In the meantime, however, it’s heartening to witness an operation where the animals, and the food they’re shortly turned into, are treated with dignity and respect.
The process started with the birds—at that particular moment handsome Barred Silver Cockerels, but other species including Freedom Rangers, and 150 hens in all, would be slaughtered by the end of the day—being placed upside down in snug metal cones, only their heads protruding from the bottom.
“It’s amazing how calm they are when they’re upside down,” stated one observer.
And they were, seemingly unaware of their fate. However, some of them complained when Hugo Benjamin Lopez, a farmhand, lifted them from the crates that were used to carry them from the pastures where they had been grazing.
Harold Lobdell, another Kinderhook Farm employee, then went from bird to bird and zapped each with a stun gun. The gun had been approved by the organization that had awarded the farm its “animal welfare approved” designation for raising its animals under the highest animal welfare standards.
Nonetheless, the weapon packs a punch. “It will break your hand,” if it comes into contact with you instead of the bird, Mr. Lobdell explained. “It’s got a lot of zap to it.”
Ms. Ranney with a chicken that will be ready for sale in two days.
Once the hens have been rendered unconscious, Mr. Lobdell goes from animal to animal and, with a single expert stroke, cuts an artery in their neck that bleeds the bird. Then he places several birds at a time in a “scalder”—essentially a giant pot with 155-degree water—where he dips them for a few seconds, then removes them, then dips them again, repeating the process five times to loosen the birds’ feathers.
“Harry does a beautiful job,” explained Georgia Ranney, who runs the farm with her husband, Lee, and was one of five women cleaning the chickens at an adjacent table. “If you left them in the water too long the skin would be all puckered and torn. They look horrible when that happens.”
From the scalder, the hens are placed in a “plucking barrel” that rotates at high speed. I’m not sure how it works, but rubber fingers in the barrel throttle the hens. When it stops the birds are perfectly nude and featherless, liked a plucked comedy-prop chicken.
From there the ladies took over, cutting off the heads, carving an opening with a sharp knife around the cloaca, the highly versatile hole through which chickens urinate, defecate and lay their eggs, and sticking in a hand to scoop out the insides. Nothing is wasted. Mr. Lopez eats the gizzards; the livers are sold; the coxcombs can be fried up; the feet “make the best chicken broth known to mankind,” according to Lee Ranney; and the feathers are composted.

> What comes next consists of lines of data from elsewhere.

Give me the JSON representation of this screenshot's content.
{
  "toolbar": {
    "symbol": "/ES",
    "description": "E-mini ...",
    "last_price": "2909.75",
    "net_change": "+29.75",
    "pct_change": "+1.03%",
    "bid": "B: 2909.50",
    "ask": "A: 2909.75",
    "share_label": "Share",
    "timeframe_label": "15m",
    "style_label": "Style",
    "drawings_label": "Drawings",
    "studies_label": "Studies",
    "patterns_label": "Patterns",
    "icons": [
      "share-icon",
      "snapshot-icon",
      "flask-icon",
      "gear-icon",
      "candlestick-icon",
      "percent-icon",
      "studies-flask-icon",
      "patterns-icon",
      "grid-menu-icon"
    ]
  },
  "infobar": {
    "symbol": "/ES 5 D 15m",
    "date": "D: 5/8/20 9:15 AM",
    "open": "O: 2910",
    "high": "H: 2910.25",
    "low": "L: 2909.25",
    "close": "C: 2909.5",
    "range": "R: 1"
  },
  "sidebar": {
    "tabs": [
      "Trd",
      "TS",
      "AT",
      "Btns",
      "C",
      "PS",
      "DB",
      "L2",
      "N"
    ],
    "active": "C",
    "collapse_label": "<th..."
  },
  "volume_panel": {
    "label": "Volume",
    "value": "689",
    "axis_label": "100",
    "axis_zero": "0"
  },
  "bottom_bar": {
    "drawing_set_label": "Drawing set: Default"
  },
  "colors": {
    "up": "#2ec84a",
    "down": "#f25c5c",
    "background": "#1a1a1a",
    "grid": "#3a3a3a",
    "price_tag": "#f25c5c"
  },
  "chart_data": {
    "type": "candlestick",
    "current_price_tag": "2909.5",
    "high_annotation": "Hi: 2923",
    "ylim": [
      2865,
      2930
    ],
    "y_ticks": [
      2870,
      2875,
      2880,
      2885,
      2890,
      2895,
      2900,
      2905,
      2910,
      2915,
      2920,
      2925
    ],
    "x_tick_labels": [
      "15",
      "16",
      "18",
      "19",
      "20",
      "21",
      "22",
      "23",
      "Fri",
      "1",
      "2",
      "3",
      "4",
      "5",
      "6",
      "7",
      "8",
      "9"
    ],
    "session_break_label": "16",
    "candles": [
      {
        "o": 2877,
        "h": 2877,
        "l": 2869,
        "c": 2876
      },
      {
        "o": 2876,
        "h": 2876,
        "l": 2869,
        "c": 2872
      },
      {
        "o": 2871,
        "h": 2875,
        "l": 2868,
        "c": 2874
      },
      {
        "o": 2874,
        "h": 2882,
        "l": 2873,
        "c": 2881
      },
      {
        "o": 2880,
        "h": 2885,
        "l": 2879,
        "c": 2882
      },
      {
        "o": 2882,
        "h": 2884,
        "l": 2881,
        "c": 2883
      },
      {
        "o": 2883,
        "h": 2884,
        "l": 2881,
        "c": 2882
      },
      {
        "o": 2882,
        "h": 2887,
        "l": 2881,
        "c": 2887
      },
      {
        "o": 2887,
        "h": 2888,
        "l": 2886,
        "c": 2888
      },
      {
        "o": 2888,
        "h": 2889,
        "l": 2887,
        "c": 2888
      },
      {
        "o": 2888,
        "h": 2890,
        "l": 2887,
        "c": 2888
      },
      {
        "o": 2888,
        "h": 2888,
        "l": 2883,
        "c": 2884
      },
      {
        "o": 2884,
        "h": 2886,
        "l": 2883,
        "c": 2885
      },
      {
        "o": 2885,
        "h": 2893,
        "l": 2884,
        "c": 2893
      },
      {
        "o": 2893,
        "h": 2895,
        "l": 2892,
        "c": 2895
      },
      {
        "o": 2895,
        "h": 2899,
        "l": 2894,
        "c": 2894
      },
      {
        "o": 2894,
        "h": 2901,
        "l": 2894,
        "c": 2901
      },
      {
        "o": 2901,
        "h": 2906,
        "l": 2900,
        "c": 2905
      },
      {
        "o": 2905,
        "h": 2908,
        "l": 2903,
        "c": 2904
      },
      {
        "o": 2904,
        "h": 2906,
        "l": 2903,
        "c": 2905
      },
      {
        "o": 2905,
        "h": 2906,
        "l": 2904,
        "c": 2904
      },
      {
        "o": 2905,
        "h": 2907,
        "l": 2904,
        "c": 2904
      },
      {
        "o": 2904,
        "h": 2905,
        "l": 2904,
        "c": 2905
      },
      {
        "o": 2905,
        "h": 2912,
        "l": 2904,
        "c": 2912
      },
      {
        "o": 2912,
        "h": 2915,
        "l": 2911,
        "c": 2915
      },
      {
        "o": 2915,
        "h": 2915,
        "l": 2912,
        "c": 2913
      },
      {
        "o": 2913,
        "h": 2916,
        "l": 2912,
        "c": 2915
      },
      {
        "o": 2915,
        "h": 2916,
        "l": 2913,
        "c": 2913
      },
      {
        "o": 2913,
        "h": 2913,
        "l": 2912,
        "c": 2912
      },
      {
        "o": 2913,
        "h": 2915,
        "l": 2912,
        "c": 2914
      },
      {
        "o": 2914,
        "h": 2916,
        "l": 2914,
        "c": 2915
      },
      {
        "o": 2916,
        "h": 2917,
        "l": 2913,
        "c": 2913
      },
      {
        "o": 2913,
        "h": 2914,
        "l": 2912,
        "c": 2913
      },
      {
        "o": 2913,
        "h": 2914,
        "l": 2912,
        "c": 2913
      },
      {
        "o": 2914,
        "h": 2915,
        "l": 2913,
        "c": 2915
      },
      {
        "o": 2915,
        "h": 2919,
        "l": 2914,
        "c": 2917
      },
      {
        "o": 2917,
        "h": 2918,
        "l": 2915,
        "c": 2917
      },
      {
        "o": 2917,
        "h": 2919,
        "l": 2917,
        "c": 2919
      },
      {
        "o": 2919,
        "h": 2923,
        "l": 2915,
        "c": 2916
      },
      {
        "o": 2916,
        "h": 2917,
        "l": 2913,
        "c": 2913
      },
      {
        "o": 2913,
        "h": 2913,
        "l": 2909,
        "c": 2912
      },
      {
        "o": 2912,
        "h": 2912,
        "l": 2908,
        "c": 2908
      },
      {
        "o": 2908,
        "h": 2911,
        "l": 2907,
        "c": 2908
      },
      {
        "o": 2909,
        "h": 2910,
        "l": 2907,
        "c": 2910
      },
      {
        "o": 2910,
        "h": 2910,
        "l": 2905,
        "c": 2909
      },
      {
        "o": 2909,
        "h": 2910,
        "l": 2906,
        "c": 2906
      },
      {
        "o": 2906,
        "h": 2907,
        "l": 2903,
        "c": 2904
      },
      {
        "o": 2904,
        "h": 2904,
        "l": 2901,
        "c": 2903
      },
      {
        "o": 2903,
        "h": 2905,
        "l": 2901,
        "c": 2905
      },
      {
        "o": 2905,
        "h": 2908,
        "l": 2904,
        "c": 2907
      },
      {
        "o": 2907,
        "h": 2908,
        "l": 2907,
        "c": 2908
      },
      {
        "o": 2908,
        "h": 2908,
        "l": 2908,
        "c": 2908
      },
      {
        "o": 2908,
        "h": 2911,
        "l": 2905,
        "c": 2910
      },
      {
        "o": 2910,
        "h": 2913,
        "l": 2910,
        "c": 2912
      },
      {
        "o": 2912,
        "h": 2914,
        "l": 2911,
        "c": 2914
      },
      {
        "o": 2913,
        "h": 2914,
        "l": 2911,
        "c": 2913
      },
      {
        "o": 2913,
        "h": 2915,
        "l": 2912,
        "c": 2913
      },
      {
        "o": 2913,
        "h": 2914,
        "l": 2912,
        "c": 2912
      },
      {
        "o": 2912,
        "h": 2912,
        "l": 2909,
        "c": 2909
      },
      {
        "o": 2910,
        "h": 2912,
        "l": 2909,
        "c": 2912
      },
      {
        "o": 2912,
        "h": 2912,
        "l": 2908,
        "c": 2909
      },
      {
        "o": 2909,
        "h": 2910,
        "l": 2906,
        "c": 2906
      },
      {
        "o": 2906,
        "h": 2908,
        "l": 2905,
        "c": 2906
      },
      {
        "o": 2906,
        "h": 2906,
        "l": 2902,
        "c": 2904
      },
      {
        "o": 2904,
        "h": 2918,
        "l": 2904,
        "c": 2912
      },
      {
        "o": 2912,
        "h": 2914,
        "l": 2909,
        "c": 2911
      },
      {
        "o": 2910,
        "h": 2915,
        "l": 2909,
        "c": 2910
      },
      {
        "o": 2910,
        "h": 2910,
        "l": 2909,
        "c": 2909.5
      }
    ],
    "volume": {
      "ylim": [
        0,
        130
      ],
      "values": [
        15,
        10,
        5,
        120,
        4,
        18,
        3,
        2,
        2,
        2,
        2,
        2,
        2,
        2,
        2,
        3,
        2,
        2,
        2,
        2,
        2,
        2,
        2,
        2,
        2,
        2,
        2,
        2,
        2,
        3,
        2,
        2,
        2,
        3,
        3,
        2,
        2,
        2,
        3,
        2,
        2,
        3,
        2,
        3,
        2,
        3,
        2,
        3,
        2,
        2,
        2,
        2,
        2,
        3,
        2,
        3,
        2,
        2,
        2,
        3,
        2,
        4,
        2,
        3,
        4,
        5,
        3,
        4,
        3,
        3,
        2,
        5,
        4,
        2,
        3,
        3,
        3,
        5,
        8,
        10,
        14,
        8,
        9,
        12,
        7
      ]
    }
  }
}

After they’re cleaned, the birds are air-chilled in a refrigerated trailer, rather than soaked in water. It’s a process known as the French Label Rouge Free Range Program “You pay for the water,” Ms. Ranney explained. “They stay nice and dry.”
The following day they’re weighed and bagged in heated vacuum bags that form around the chicken. “It makes for a nice presentation, and we’ll sell them fresh this weekend,” Ms. Ranney added.
The chickens sell for $6 a pound and average between 3½ and 4½ pounds. The health and spiritual benefits aside of eating birds that you know were allowed to forage and raised on sunlight, fresh country air, seeds, insects and fruit from the farm’s trees, you can appreciate the amount of work that goes into preparing each bird. I know. I cleaned one myself.
“It’s a lot of work to do well by hand, so it’s not 99 cents a pound,” Mimi Beaven, another worker, explained when she eventually relieved me of the bird and discovered that I had left behind its lima bean-size lungs.
She recalled the ’20s political campaign promise of “a chicken in every pot.” “It was a luxury item,” back then, she noted. And so it is again.